About a mile or so down past Apsey Brook, the brook from Friggin’s (Fagan’s) Cove Pond and the steadies runs out to the ocean in Smith’s Sound.  Years past, before even my advanced time, the Phillips family had a saw mill down here and you can still see remnants of old slabs, and sawdust grown over by grass to this day.

It was also a very nice spot to come ashore for a family outing, as on the sand bar you can see in the picture, wild mussels would grow.  We’d pick some of these, often huge ones, with shells as big as your fist, though the sand bar would shift some years and we’d be left with smaller ones as they regrew.  Once picked, we’d put them in a boiler and cook them on a coleman stove.   Of course back then, a coleman stove also involved adding naphtha (which we usually called white gas) and pumping it up for pressure, not the easy propane ones we get now.

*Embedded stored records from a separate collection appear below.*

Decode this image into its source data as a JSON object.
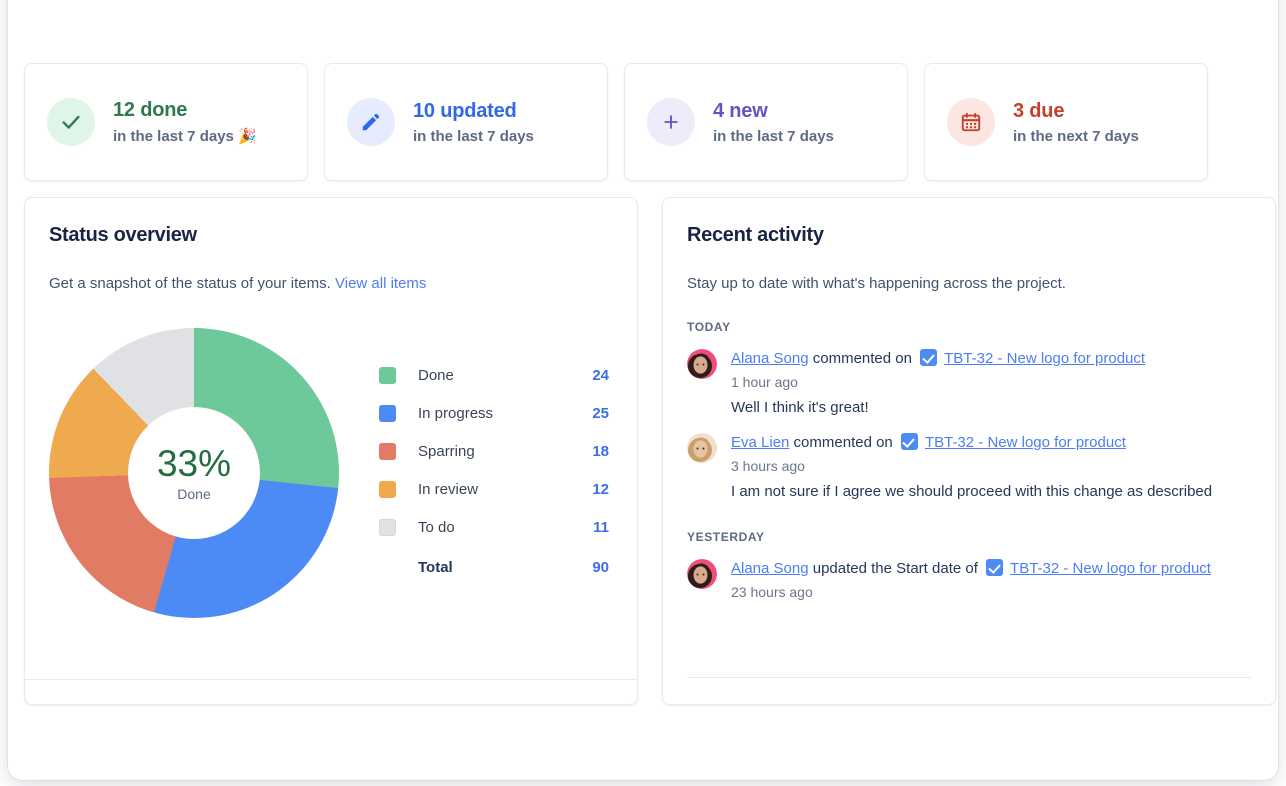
{
  "stats": [
    {
      "id": "done",
      "icon": "check-icon",
      "count": "12 done",
      "sub": "in the last 7 days 🎉",
      "color": "#2f7a4d",
      "bg": "#dff5e7"
    },
    {
      "id": "updated",
      "icon": "pencil-icon",
      "count": "10 updated",
      "sub": "in the last 7 days",
      "color": "#2f68e8",
      "bg": "#e6ecfd"
    },
    {
      "id": "new",
      "icon": "plus-icon",
      "count": "4 new",
      "sub": "in the last 7 days",
      "color": "#6554c0",
      "bg": "#eeebfb"
    },
    {
      "id": "due",
      "icon": "calendar-icon",
      "count": "3 due",
      "sub": "in the next 7 days",
      "color": "#c4402c",
      "bg": "#fbe6e2"
    }
  ],
  "status_overview": {
    "title": "Status overview",
    "description": "Get a snapshot of the status of your items.",
    "link_label": "View all items",
    "center_percent": "33%",
    "center_label": "Done",
    "total_label": "Total",
    "total_value": "90"
  },
  "chart_data": {
    "type": "pie",
    "title": "Status overview",
    "categories": [
      "Done",
      "In progress",
      "Sparring",
      "In review",
      "To do"
    ],
    "values": [
      24,
      25,
      18,
      12,
      11
    ],
    "colors": [
      "#6dc999",
      "#4c8bf5",
      "#e27b63",
      "#efa94e",
      "#dfe1e5"
    ],
    "total": 90,
    "center_percent": 33,
    "center_label": "Done",
    "legend": "right",
    "donut": true,
    "hole_ratio": 0.455,
    "start_angle_deg": 0,
    "direction": "clockwise"
  },
  "recent_activity": {
    "title": "Recent activity",
    "description": "Stay up to date with what's happening across the project.",
    "groups": [
      {
        "label": "TODAY",
        "items": [
          {
            "user": "Alana Song",
            "action": "commented on",
            "task_key_title": "TBT-32 - New logo for product",
            "time": "1 hour ago",
            "comment": "Well I think it's great!",
            "avatar_skin": "#d8a98e",
            "avatar_hair": "#2d1c18",
            "avatar_bg": "#ef4d7a"
          },
          {
            "user": "Eva Lien",
            "action": "commented on",
            "task_key_title": "TBT-32 - New logo for product",
            "time": "3 hours ago",
            "comment": "I am not sure if I agree we should proceed with this change as described",
            "avatar_skin": "#e8c4a6",
            "avatar_hair": "#c9a06a",
            "avatar_bg": "#efe0cf"
          }
        ]
      },
      {
        "label": "YESTERDAY",
        "items": [
          {
            "user": "Alana Song",
            "action": "updated the Start date of",
            "task_key_title": "TBT-32 - New logo for product",
            "time": "23 hours ago",
            "comment": "",
            "avatar_skin": "#d8a98e",
            "avatar_hair": "#2d1c18",
            "avatar_bg": "#ef4d7a"
          }
        ]
      }
    ]
  }
}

While they were cooking, us kids would play around the beach, trying to catch trout in the brook, but having much more luck with brannistickles (sticklebacks).  We’d take a piggin from the boat, and lay it in the shallow pools, and the brannistickles would swim in to investigate.  We’d play games with them for a while, and then let them go again, careful not to stab ourselves on their spines.

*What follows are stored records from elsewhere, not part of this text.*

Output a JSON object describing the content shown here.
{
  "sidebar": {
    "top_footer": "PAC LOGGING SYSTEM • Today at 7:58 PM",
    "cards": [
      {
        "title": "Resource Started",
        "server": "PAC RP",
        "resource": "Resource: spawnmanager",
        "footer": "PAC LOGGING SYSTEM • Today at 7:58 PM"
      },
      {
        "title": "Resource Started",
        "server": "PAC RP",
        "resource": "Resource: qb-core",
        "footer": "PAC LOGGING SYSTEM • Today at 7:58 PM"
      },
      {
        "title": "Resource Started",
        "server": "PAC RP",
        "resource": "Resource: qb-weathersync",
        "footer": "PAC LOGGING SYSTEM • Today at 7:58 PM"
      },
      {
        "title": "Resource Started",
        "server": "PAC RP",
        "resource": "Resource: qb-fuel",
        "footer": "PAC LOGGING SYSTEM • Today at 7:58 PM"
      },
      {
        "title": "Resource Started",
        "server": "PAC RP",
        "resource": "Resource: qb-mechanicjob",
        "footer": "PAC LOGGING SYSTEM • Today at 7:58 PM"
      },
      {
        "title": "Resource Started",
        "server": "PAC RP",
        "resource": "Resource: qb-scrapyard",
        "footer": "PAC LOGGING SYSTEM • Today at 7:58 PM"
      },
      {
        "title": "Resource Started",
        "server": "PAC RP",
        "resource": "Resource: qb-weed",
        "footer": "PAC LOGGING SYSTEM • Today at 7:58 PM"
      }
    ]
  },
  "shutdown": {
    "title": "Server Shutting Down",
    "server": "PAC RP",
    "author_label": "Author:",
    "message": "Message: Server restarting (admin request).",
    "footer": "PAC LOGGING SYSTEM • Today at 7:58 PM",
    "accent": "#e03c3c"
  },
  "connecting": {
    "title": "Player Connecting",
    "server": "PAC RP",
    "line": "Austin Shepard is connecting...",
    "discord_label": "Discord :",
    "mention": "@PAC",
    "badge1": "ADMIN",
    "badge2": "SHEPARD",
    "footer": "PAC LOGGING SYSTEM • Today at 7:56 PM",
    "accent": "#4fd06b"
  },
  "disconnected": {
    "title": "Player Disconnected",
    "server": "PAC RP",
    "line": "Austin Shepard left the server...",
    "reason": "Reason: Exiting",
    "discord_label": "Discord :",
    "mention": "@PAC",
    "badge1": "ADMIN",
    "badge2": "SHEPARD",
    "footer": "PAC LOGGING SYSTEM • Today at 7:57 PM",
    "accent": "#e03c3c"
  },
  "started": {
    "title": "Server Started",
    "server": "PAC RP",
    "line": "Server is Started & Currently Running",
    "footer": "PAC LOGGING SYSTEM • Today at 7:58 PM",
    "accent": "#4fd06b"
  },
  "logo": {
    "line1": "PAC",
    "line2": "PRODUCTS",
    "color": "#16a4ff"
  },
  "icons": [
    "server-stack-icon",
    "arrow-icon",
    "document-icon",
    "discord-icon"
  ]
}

Bill March at Friggin's Cove Rattle

Bill March at Friggin’s Cove Rattle

Walking in the brook, there’d be a couple deeper pools where you could indeed catch a trout, and we’d do that sometimes.  But Newfoundlanders are practical folks generally, and what we catch we like to eat, and brook trout, with their pasty white flesh aren’t very good eating.  Up from the deepest pool was the rattle, and it was sight to see and a sound to be heard in spring with the winter run off gushing down the slick rocks.  We’d climb up so far, and lay around, but it was pretty slippery and I at least never attempted to climb all the way up.

Trekking back to the beach, we’d find our steaming pot of mussels, and devour them, careful of sand and pearls that you don’t find in today’s cultivated mussels.  Some families kept hen’s and for those, they’d gather mussel shells here as well to take back and crush for grist for their hens.

Back in the boat, we’d head back for home, perhaps trying to jig a cod on the way, but satiated with a wonderful feast, cooked in their own ocean water, and with the fresh salt ocean air to stimulate our senses.